Figure 1. Scenario 01 uncertainty-focused forest plot for exacerbation-defined endpoints. Posterior median subject-specific odds ratios and 95% credible intervals are shown for the prespecified Top-8 visualization set for any exacerbation (GOLD 2026), high-risk exacerbation history (GOLD 2025), and ≥1 severe exacerbation requiring hospitalization. Ranking was only used for graphical readability and did not affect model fitting, predictor inclusion, variable selection, or inference. Points denote posterior medians, horizontal lines with 95% credible intervals, and arrow intervals extending beyond the padded log-scale axis. The right-hand table reports OR [95% CrI], predictor support n/N (%), uncertainty-support class, and posterior directional probability (Pdir). Class definitions are provided in Section 2 and Supplementary Section S4. Estimates represent within-window conditional associations, not causal effects, medication effects, or prospective predictions. Sparse signals, particularly environmental allergy (5/106; 4.7%), are exploratory regardless of rank. The vertical dotted reference line denotes OR = 1 (no conditional association).

Figure 2. Scenario 01 uncertainty-focused forest plot for reliever-dispensing endpoints. Posterior median subject-specific odds ratios and 95% credible intervals are shown for the prespecified Top-8 visualization set for SABA dispensing, SAMA dispensing, and any rescue bronchodilator dispensing. Ranking was only used for graphical readability and did not affect model fitting, predictor inclusion, variable selection, or inference. Points denote posterior medians, horizontal lines with 95% credible intervals, and arrow intervals extending beyond the padded log-scale axis. The right-hand table reports OR [95% CrI], predictor support n/N (%), uncertainty-support class, and posterior directional probability (Pdir). Reliever-dispensing endpoints are mixed clinical–operational indicators reflecting symptoms, access, refill/adherence behavior, prescribing thresholds, healthcare contact, and recording structure. They should not be interpreted as biological endpoints, medication-effect estimates, causal effects, or prospective predictions. Sparse signals, particularly environmental allergy (5/106; 4.7%), are exploratory regardless of rank. The vertical dotted reference line denotes OR = 1 (no conditional association).
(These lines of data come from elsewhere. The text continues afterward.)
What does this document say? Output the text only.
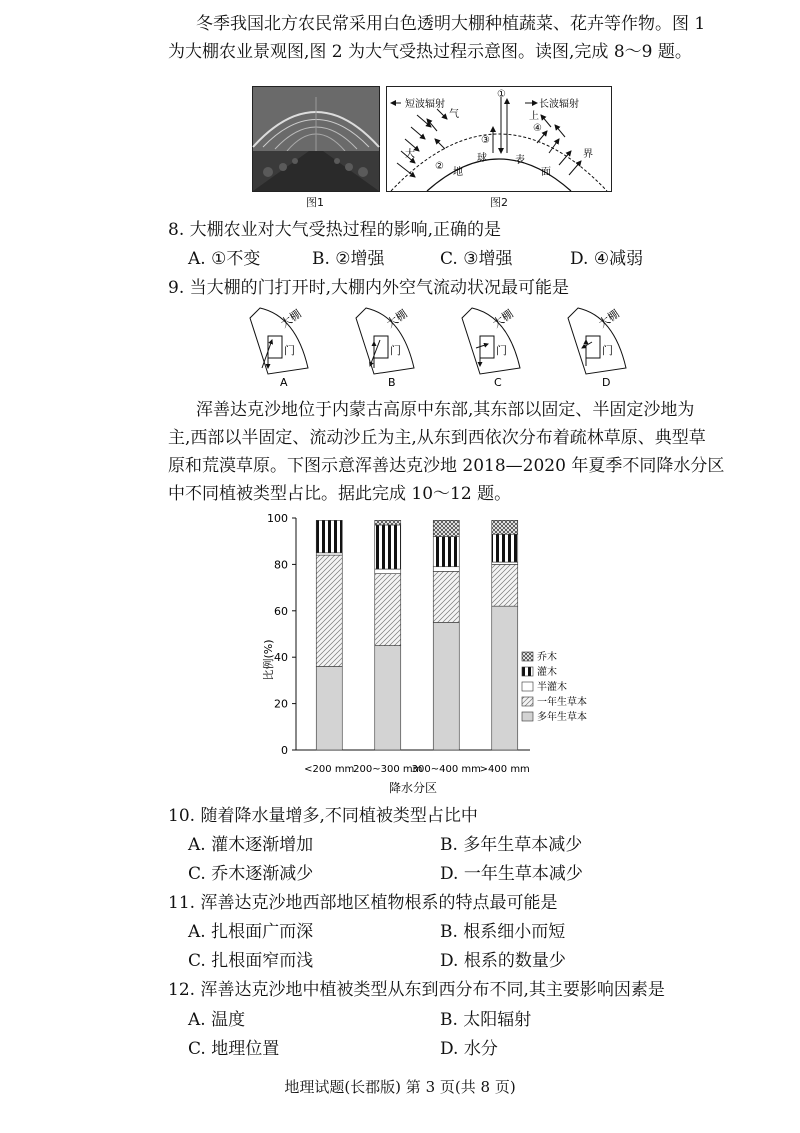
冬季我国北方农民常采用白色透明大棚种植蔬菜、花卉等作物。图 1
为大棚农业景观图,图 2 为大气受热过程示意图。读图,完成 8～9 题。
图1
短波辐射	长波辐射
气
大
上
界
地
球	表
面
①
②
③
④
图2
8. 大棚农业对大气受热过程的影响,正确的是
A. ①不变	B. ②增强	C. ③增强	D. ④减弱
9. 当大棚的门打开时,大棚内外空气流动状况最可能是
大棚	大棚	大棚	大棚
门	门	门	门
A	B	C	D
浑善达克沙地位于内蒙古高原中东部,其东部以固定、半固定沙地为
主,西部以半固定、流动沙丘为主,从东到西依次分布着疏林草原、典型草
原和荒漠草原。下图示意浑善达克沙地 2018—2020 年夏季不同降水分区
中不同植被类型占比。据此完成 10～12 题。
0
20
40
60
80
100
<200 mm
200~300 mm
300~400 mm
>400 mm
乔木
灌木
半灌木
一年生草本
多年生草本
比例(%)
降水分区
10. 随着降水量增多,不同植被类型占比中
A. 灌木逐渐增加	B. 多年生草本减少
C. 乔木逐渐减少	D. 一年生草本减少
11. 浑善达克沙地西部地区植物根系的特点最可能是
A. 扎根面广而深	B. 根系细小而短
C. 扎根面窄而浅	D. 根系的数量少
12. 浑善达克沙地中植被类型从东到西分布不同,其主要影响因素是
A. 温度	B. 太阳辐射
C. 地理位置	D. 水分
地理试题(长郡版) 第 3 页(共 8 页)
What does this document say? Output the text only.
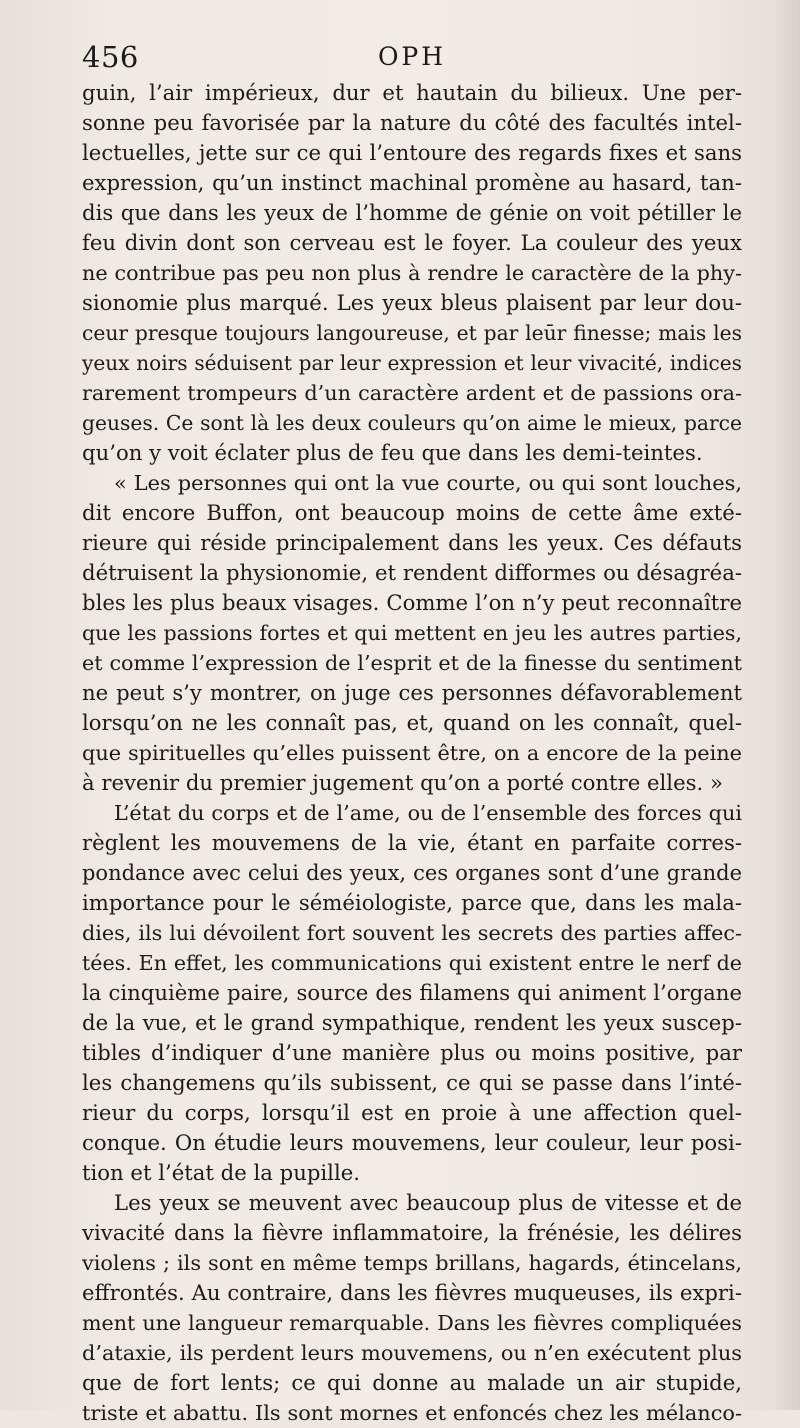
456	OPH
guin, l’air impérieux, dur et hautain du bilieux. Une per-
sonne peu favorisée par la nature du côté des facultés intel-
lectuelles, jette sur ce qui l’entoure des regards fixes et sans
expression, qu’un instinct machinal promène au hasard, tan-
dis que dans les yeux de l’homme de génie on voit pétiller le
feu divin dont son cerveau est le foyer. La couleur des yeux
ne contribue pas peu non plus à rendre le caractère de la phy-
sionomie plus marqué. Les yeux bleus plaisent par leur dou-
ceur presque toujours langoureuse, et par leūr finesse; mais les
yeux noirs séduisent par leur expression et leur vivacité, indices
rarement trompeurs d’un caractère ardent et de passions ora-
geuses. Ce sont là les deux couleurs qu’on aime le mieux, parce
qu’on y voit éclater plus de feu que dans les demi-teintes.
« Les personnes qui ont la vue courte, ou qui sont louches,
dit encore Buffon, ont beaucoup moins de cette âme exté-
rieure qui réside principalement dans les yeux. Ces défauts
détruisent la physionomie, et rendent difformes ou désagréa-
bles les plus beaux visages. Comme l’on n’y peut reconnaître
que les passions fortes et qui mettent en jeu les autres parties,
et comme l’expression de l’esprit et de la finesse du sentiment
ne peut s’y montrer, on juge ces personnes défavorablement
lorsqu’on ne les connaît pas, et, quand on les connaît, quel-
que spirituelles qu’elles puissent être, on a encore de la peine
à revenir du premier jugement qu’on a porté contre elles. »
L’état du corps et de l’ame, ou de l’ensemble des forces qui
règlent les mouvemens de la vie, étant en parfaite corres-
pondance avec celui des yeux, ces organes sont d’une grande
importance pour le séméiologiste, parce que, dans les mala-
dies, ils lui dévoilent fort souvent les secrets des parties affec-
tées. En effet, les communications qui existent entre le nerf de
la cinquième paire, source des filamens qui animent l’organe
de la vue, et le grand sympathique, rendent les yeux suscep-
tibles d’indiquer d’une manière plus ou moins positive, par
les changemens qu’ils subissent, ce qui se passe dans l’inté-
rieur du corps, lorsqu’il est en proie à une affection quel-
conque. On étudie leurs mouvemens, leur couleur, leur posi-
tion et l’état de la pupille.
Les yeux se meuvent avec beaucoup plus de vitesse et de
vivacité dans la fièvre inflammatoire, la frénésie, les délires
violens ; ils sont en même temps brillans, hagards, étincelans,
effrontés. Au contraire, dans les fièvres muqueuses, ils expri-
ment une langueur remarquable. Dans les fièvres compliquées
d’ataxie, ils perdent leurs mouvemens, ou n’en exécutent plus
que de fort lents; ce qui donne au malade un air stupide,
triste et abattu. Ils sont mornes et enfoncés chez les mélanco-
Figure 3. Scenario-stratified coherence heatmaps of key comorbidities across instability endpoints. Color encodes directional coherence across endpoints and scenarios, with positive values indicating posterior direction toward OR > 1 and negative values indicating posterior direction toward OR < 1. The heatmaps are used as coherence summaries, not as inferential tests. Gray cells, where present, denote unavailable predictor–endpoint combinations.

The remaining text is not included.